Local only. Zero runtime dependencies. Nothing leaves your machine.
FAQ
Does it send my code or sessions anywhere?
No. trailix reads your local session logs and prints to your terminal. There is
no network call, no telemetry, no account. (To share a session in a bug report,
node scripts/sanitize.ts redacts secrets and paths first.)
Won't a rule-based grader produce false positives?
That's the failure mode it's designed against. Every threshold is calibrated
against real session history (see the CHANGELOG and
scripts/backtest.ts), a rule that can't be sure returns no verdict instead
of guessing, and anything uncertain is capped at caution — never poor on a
hunch. The flagship rule was retuned when the backtest showed it firing on 61%
of sessions; it now fires on ~13%, all genuine.

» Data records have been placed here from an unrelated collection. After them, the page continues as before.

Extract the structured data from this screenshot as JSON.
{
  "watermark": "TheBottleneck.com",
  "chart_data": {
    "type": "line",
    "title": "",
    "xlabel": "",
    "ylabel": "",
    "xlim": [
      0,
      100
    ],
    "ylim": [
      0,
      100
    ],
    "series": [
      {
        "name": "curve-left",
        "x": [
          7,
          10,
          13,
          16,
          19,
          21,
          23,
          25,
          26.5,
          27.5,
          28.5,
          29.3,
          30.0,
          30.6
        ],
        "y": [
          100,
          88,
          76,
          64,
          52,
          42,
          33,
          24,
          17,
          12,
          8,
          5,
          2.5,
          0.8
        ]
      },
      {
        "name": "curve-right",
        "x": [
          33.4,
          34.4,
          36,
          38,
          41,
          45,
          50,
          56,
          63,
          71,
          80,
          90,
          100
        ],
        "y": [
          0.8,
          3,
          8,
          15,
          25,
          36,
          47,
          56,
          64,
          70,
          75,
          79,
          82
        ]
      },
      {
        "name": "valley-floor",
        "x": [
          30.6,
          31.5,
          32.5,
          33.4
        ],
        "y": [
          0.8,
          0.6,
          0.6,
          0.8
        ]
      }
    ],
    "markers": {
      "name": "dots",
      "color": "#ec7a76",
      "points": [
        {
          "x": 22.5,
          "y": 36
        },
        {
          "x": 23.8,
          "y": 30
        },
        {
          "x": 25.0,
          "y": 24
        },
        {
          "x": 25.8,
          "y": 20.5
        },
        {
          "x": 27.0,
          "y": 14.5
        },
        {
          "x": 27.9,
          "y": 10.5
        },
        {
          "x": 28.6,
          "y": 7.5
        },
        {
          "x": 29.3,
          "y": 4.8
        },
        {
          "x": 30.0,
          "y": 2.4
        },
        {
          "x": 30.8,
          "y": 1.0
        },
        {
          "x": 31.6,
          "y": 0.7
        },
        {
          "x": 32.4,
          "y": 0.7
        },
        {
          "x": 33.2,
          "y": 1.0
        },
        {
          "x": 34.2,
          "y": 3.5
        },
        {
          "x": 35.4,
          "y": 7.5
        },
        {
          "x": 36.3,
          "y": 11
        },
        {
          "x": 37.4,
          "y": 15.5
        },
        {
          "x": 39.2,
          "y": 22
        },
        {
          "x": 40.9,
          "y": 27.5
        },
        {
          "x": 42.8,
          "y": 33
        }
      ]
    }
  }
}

Why rules instead of asking an LLM to judge the session? Because you can't audit an audit you can't reproduce. Rules are deterministic, every verdict cites the exact evidence from your log, there's no token cost, and the result is the same every run. An LLM judge would be a vibe with extra steps.
Status
v0.1.0 — first release, live on npm. Engine, CLI, Stop hook and skill are implemented and tested (110+ tests, CI green), with thresholds calibrated against a full-history backtest. Early days — feedback on the rules is very welcome (see the rule-suggestion issue template).